Os micro-organismos entram por meio de uma ferida. Pode ser um corte, acne, picada de inseto, queimadura, micose etc. Geralmente, a área mais comum de instalação inicial da bactéria é a perna, mas ela também pode se alojar no rosto.

Embora não seja contagiosa, isto é, não seja transmitida de uma pessoa para outra, a bactéria pode penetrar se alguém tiver uma doença de pele como a dermatite, por exemplo.

O tratamento para celulite infecciosa normalmente é feito com antibióticos. A penicilina é o mais utilizado pelos médicos para combater o problema e evitar que a bactéria entre na corrente sanguínea.

Os cuidados também incluem repouso e elevação do membro afetado pela celulite bacteriana, além de administração de medicamentos para febre e dor quando for necessário, entre outros conforme indicação do profissional de saúde.

Os sintomas da celulite causada por bactéria em geral são:

  • Calafrios
  • Dor de cabeça
  • Dor local
  • Febre
  • Inchaço na área atingida
  • Inflamação das ínguas próximas à região
  • Vermelhidão no local afetado

Náuseas, mal-estar e vômito podem surgir em algumas situações.

A recomendação é de ir imediatamente ao pronto-socorro caso os sintomas durem mais de 24 horas.

Importante: os sintomas descritos aqui têm caráter informativo, e são levantados a partir dos aspectos gerais – já conhecidos pela ciência – dos problemas. Apresentar um ou mais destes sinais não significa, necessariamente, que um indivíduo esteja com celulite bacteriana. E somente um médico pode dar diagnósticos e prescrever tratamentos.

Entenda o que é a celulite bacteriana ou infecciosa

Ela é mais frequente entre pessoas com 50 e 60 anos, podendo ocorrer em ambos os sexos.

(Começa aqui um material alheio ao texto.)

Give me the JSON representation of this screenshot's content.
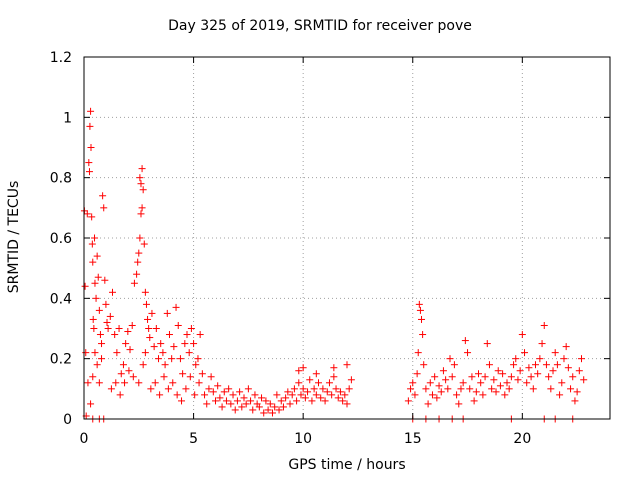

A incidência da celulite bacteriana é de 10 a 100 casos a cada 100.000 habitantes por ano. Mas os números também incluem a erisipela, pois as doenças são semelhantes.

Certas enfermidades preexistentes aumentam a chance de alguém ter celulite infecciosa. São elas: ulcerações, alterações vasculares como a insuficiência venosa, infecções nos ossos, assaduras, poliomielite, diabetes mellitus.

E mais: feridas operatórias, inchaço devido retenção de linfa (linfedema), etilismo, tratamento com corticoide, câncer e quimioterapia são outros fatores capazes de deixar a pessoa mais propensa à celulite bacteriana.

Lembrando que fator de risco é algo com capacidade de influenciar a chance de adquirir uma doença. Mas nem mesmo a presença de vários deles significa que alguém vai, definitivamente, desenvolver uma enfermidade.

Atenção: as informações exibidas aqui relatam o que geralmente ocorre em uma condição clínica, mas não são aplicadas a todas as pessoas. E elas não substituem uma consulta.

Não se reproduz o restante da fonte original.